"Diario de un alien abandonado" elegido mejor corto
Todos los ganadores de la segunda edición del Festival Internacional de Cine Infinito Super 8
El film Diario de un alien abandonado, del cineasta argentino Rubén Guzmán, ganó el premio al mejor cortometraje internacional de la segunda edición del festival Infinito Super 8, que tuvo su clausura este domingo en la Casa Nacional del Bicentenario, con la entrega de premios y un foco dedicado a films experimentales de la artista plástica y cineasta argentina Paula Pellejero.
“Hacer una pelicula en filmico en esta parte del mundo es ya una aventura. Hacer una en la Patagonia, en super 8 y 16 milímetros, es una odisea destinada al fracaso. Un poco como la suerte del alienígena que retrata Ruben Guzmán en Diario de un alien abandonado”, señala la argumentación del jurado internacional compuesto por la realizadora y programadora correntina Maia Navas, el crítico Diego Trerotola y el cineasta y preservador fílmico Tomás Rautenstrauch
Los jurados añadieron que el alien protagonista del film de Guzmán “observa el mundo sabiendo de su trágico destino. Y aun así, a través de esas rocas patagónicas-marcianas, un lenguaje inventado, un director inventado, un guionista inventado, un músico inventado; la sonrisa nos llega escuchando al alien que mira al mundo. La felicidad, es nuestra”.
En tanto, el ganador de la Competencia Argentina de esta segunda edición de Infinito Super 8 fue el film experimental Cuerpo, de Manu Reyes, ”por su exploración técnica y poética de la luz y el medio. El riguroso tratamiento plástico, en una construcción artesanal de la imagen, potencian al cuerpo como un receptor mítico y simbólico. En este marco, la obra desafia los modos tradicionales de abordaje del cuerpo femenino, transportándolo a una dimensión simbólica, fantasmática e inquietante”.
El jurado de la Competencia Argentina, integrado por la artista y cineasta mexicana Azucena Losana, la realizadora e investigadora Mariela Cantú y el montajista y cineasta experimental Pablo Mazzolo entregó una mención especial a 280 Mil Millones de Imágenes, de Mario Bocchicchio, “por su radicalidad formal para expresar la contradicción política coyuntural. La obra nos sumerge en un ritmo crudo, vertiginoso, que nos obliga a transitar un presente incómodo”.
Los jurados también entregaron una mención especial a Unas bolitas de mercurio, de Andrea Márquez, “por la exploración temporal que bascula entre la imagen fija y en movimiento, y una voz en off que aporta a la construcción de multiplicidades narrativas”.
Por su parte, el jurado de la Competencia Internacional entrego sendas menciones al film experimental Lunette, del estadounidense Mark Street, una indagación óptica de las calles de la ciudad de París, y a Noon in the cemetery, del suizo Benjamin Poumey, que construye un diálogo imaginario entre artistas e intelectuales, como el argentino Jorge Luis Borges, cuyos restos descansan en un cementerio convertido en un parque visitado diariamente por cientos de personas.

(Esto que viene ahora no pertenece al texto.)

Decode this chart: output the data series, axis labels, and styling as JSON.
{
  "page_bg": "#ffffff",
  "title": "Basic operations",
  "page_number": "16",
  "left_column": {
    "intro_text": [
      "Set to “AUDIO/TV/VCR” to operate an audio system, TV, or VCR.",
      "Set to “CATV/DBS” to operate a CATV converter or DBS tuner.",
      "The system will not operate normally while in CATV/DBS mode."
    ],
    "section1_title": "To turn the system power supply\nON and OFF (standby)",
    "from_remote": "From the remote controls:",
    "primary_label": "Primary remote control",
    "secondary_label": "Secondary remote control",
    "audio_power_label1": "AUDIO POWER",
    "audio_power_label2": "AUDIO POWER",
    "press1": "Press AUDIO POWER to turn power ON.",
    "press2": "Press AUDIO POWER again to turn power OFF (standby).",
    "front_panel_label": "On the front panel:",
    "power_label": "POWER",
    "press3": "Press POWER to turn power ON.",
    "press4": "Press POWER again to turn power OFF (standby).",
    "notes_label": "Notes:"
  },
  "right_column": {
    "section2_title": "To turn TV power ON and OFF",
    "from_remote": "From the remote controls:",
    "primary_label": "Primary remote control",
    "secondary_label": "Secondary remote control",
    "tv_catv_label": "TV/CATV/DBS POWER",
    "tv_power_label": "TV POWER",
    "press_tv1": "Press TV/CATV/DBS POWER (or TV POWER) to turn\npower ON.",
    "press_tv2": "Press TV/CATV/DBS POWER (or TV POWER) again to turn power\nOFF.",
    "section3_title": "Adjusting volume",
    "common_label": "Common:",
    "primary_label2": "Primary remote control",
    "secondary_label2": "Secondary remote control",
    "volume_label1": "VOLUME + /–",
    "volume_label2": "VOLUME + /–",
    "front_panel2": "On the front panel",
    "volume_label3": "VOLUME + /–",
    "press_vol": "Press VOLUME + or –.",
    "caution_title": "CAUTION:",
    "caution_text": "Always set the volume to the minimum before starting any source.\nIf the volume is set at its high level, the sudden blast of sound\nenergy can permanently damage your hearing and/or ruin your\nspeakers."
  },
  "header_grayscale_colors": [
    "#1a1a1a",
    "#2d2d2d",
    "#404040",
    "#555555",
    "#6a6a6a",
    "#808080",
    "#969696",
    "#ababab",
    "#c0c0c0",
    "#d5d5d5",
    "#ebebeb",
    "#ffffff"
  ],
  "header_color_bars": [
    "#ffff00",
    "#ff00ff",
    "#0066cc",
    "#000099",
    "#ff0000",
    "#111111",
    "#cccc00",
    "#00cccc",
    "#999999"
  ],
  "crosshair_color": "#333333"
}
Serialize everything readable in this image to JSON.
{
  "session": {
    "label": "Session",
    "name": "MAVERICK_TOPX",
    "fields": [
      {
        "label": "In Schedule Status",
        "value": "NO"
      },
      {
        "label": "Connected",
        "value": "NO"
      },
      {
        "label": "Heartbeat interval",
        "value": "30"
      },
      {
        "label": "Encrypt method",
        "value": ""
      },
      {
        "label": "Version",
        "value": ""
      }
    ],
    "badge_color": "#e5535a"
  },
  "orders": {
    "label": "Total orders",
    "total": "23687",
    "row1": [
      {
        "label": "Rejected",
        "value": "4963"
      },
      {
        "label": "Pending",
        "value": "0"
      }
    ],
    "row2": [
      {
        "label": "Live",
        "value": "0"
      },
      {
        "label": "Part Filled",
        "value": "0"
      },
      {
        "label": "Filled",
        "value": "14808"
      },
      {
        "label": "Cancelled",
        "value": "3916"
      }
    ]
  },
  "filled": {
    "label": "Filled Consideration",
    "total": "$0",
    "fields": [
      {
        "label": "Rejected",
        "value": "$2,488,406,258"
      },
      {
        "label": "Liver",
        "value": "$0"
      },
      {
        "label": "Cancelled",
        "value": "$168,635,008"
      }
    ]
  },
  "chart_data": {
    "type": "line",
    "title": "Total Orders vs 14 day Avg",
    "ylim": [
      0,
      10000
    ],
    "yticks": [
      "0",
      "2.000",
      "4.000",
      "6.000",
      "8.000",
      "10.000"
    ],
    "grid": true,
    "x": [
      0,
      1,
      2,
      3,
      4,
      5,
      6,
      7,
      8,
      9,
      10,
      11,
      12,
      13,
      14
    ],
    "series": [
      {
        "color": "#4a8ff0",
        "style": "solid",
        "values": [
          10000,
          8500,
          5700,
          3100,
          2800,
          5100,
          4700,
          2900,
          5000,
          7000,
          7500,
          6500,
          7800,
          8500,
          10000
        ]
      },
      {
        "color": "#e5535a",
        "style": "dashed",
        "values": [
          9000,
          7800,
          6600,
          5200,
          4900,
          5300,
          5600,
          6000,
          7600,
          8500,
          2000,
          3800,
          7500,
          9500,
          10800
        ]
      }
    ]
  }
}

Este año el festival celebro su segunda edición entre el 25 y el 30 de noviembre, con un total de 103 películas -entre cortos y largometrajes-, dos performances y una muestra de obras fotográficas, plásticas e instalativas distribuidas en distintas salas y espacios ubicados en la Universidad del Cine de Buenos Aires, la Casa Nacional del Bicentenario, el Centro Cultural La Tomada, el Museo del Cine Pablo Ducrós Hicken y la galería de arte y experimentación sonora AnTnA.
El festival contó con un total de 48 cortometrajes en sendas competencias y panoramas nacionales e internacionales, veinticuatro de ellos provenientes de distintas ciudades y provincias de la Argentina, y otros veinticuatro llegados de países como Indonesia, Colombia, Canadá, México, España, Australia, Italia, Nueva Zelanda, Suiza, Estados Unidos, Egipto, Grecia, Brasil y Perú.